Les hackers sont à l’origine d’une bonne partie des innovations qui ont permis le développement de l’informatique et d’Internet : MM. Steve Wozniak et Steve Jobs se sont fait connaître en tant que hackers avant de créer la société Apple ; et le succès des logiciels libres, dont l’importance va croissant, s’explique en partie par cette culture qui voit des informaticiens chercher à repousser sans cesse les limites de leur discipline. Que ce soit aux Etats-Unis, en Allemagne, en Autriche ou aux Pays-Bas, on sait faire la différence entre les hackers, qui bidouillent pour le plaisir, pour la beauté du geste, ou parce qu’ils perçoivent la programmation comme un art, et les « pirates informatiques », qui utilisent leurs connaissances pour perpétrer des actes répréhensibles. 

Si tous les pirates sont des hackers, tous les hackers ne sont donc pas des pirates. Cette confusion s’est pourtant imposée depuis les années 1990 en France, où aucun professionnel de l’informatique n’oserait publiquement revendiquer le titre de hacker. Une raison à cela : le premier club de hackers français, le Chaos Computer Club de France (CCCF), qui eut son heure de gloire médiatique au début des années 1990, avait en fait été créé en sous-main par la direction de la surveillance du territoire (DST), afin de chercher à identifier les hackers qui pourraient nuire au pays, ou au contraire le servir.

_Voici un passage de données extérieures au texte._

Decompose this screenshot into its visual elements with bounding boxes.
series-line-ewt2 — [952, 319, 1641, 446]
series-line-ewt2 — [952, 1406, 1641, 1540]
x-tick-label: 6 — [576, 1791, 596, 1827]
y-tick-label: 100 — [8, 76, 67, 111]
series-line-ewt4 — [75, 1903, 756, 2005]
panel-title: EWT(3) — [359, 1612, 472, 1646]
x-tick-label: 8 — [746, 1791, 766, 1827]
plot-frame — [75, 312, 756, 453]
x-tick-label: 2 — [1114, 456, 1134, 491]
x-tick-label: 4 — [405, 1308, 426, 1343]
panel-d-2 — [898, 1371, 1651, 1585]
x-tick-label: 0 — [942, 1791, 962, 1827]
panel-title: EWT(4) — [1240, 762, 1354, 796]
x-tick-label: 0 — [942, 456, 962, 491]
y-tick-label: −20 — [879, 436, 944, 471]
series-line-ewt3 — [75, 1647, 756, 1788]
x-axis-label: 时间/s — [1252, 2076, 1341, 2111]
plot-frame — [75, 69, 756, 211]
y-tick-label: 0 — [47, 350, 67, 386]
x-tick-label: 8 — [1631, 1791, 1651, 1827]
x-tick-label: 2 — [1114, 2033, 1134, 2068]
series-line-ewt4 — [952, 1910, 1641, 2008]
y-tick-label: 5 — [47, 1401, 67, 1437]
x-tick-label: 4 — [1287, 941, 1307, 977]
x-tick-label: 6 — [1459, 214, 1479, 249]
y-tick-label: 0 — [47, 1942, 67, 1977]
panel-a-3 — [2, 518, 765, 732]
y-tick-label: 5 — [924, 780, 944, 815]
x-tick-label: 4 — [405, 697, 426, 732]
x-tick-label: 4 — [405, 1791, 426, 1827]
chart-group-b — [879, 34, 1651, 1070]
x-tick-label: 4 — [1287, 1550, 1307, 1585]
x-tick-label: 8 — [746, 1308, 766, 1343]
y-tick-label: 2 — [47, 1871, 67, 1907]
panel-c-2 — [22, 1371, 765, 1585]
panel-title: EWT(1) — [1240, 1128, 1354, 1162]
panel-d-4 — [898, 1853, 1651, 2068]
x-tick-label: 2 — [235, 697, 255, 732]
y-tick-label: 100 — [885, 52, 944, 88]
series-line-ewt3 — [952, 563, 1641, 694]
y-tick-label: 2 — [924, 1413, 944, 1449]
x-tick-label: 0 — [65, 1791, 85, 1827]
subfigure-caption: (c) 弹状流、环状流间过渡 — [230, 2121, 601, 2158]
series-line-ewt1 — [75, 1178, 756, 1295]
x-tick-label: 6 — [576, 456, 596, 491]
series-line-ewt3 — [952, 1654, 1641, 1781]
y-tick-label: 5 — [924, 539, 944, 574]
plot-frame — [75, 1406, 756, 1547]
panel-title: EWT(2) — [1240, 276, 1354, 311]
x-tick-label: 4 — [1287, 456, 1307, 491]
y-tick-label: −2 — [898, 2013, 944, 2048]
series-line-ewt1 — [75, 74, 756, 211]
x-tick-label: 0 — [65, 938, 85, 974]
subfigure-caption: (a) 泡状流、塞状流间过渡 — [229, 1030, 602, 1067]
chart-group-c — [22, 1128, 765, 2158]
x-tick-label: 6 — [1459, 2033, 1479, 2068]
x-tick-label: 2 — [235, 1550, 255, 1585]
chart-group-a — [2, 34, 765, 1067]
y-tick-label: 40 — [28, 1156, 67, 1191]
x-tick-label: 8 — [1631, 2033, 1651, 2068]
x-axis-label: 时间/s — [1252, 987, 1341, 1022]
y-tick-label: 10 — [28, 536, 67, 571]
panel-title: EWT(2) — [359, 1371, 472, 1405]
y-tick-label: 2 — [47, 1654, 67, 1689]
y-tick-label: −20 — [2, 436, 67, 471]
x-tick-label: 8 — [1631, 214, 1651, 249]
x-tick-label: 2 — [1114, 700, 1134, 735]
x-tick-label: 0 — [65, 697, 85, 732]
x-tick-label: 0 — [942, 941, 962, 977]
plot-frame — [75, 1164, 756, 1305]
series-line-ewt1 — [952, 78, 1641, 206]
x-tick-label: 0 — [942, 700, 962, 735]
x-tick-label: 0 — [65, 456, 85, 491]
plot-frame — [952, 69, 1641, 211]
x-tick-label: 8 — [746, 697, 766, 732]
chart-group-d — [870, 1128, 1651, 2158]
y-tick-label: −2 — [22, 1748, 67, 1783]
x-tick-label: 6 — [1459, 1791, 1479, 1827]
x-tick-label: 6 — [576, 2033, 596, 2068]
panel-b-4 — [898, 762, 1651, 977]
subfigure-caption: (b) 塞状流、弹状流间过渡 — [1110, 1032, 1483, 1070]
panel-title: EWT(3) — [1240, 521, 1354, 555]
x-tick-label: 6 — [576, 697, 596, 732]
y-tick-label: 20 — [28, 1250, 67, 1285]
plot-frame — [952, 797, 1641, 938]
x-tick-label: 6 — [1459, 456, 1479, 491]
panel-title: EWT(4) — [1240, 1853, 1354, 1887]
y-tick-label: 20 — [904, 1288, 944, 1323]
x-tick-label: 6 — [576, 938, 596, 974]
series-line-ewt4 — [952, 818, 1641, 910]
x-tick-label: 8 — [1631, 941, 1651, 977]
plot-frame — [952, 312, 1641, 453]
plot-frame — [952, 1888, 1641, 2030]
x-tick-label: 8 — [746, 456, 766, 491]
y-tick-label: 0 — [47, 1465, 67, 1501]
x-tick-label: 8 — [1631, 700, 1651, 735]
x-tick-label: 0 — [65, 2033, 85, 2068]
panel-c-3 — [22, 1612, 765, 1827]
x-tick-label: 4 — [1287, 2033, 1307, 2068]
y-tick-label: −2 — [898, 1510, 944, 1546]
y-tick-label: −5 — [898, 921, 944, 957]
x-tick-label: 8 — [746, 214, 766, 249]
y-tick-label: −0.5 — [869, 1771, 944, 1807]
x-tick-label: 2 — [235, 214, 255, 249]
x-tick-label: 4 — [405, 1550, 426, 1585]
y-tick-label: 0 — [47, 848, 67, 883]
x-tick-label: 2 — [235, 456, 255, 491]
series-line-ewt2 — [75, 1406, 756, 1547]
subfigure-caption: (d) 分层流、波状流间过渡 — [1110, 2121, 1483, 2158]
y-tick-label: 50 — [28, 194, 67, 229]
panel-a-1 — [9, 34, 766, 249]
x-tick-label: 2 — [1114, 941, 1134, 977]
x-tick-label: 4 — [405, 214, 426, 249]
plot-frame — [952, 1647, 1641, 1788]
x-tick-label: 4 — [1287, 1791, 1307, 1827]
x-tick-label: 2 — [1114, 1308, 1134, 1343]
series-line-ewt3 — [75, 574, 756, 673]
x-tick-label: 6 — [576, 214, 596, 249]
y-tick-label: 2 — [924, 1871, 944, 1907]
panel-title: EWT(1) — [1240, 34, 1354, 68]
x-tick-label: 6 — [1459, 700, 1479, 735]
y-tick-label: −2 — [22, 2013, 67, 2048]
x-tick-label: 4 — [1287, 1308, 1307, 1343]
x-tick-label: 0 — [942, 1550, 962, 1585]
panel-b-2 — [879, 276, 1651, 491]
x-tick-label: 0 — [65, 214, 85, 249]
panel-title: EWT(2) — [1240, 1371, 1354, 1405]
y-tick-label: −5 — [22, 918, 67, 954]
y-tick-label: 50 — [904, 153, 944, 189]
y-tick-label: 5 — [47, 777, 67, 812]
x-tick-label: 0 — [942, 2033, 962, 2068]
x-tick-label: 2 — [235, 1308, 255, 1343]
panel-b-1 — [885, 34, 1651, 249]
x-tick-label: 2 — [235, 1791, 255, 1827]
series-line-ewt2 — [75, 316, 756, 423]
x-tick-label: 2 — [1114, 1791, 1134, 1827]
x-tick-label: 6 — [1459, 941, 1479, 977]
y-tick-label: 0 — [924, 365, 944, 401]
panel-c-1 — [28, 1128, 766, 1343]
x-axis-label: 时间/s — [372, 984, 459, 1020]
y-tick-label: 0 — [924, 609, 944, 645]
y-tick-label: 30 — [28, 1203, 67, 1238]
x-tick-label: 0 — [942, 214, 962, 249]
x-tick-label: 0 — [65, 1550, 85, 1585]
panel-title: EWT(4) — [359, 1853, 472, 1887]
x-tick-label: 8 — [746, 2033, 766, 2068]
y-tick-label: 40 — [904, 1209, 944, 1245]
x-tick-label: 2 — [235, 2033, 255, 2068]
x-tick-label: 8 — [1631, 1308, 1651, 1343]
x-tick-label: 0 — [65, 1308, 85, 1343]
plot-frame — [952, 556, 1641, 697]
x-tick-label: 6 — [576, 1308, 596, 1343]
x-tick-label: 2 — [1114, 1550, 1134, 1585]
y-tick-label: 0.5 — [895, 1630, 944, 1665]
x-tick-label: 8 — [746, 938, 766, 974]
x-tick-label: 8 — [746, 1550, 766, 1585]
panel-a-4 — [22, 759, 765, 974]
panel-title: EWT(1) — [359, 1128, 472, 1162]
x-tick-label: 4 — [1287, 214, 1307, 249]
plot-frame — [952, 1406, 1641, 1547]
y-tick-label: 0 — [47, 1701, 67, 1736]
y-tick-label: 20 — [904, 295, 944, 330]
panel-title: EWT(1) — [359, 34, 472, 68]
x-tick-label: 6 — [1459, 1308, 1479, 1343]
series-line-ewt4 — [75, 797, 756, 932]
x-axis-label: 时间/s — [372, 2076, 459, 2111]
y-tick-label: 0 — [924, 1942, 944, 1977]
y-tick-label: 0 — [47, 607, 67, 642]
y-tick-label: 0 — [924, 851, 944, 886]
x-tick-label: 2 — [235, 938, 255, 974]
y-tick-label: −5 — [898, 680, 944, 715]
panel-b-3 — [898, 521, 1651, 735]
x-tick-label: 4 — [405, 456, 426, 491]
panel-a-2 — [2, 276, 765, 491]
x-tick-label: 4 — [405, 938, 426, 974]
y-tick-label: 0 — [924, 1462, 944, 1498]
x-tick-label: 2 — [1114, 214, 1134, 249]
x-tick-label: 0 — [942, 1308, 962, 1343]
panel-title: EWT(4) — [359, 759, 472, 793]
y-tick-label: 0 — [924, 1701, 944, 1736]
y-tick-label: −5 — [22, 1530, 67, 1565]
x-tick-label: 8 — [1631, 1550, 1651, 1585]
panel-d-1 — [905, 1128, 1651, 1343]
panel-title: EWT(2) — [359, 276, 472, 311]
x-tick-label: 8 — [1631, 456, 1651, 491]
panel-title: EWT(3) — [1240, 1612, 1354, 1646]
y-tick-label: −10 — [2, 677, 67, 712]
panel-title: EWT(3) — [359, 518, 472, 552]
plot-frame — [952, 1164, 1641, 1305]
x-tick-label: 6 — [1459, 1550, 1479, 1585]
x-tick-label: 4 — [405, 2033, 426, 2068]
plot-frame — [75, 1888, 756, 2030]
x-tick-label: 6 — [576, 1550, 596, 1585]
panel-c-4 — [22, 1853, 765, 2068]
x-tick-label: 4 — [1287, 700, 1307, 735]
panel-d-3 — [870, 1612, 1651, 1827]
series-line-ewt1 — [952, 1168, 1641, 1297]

Cette collusion française d’un esprit profondément libertaire avec les logiques sécuritaires et militaires n’est pas sans poser problème. Car aujourd’hui, dans le monde, à mesure que se développent les technologies de contrôle et de surveillance, certains hackers s’attachent, au nom de la défense des libertés, à en démontrer l’inanité.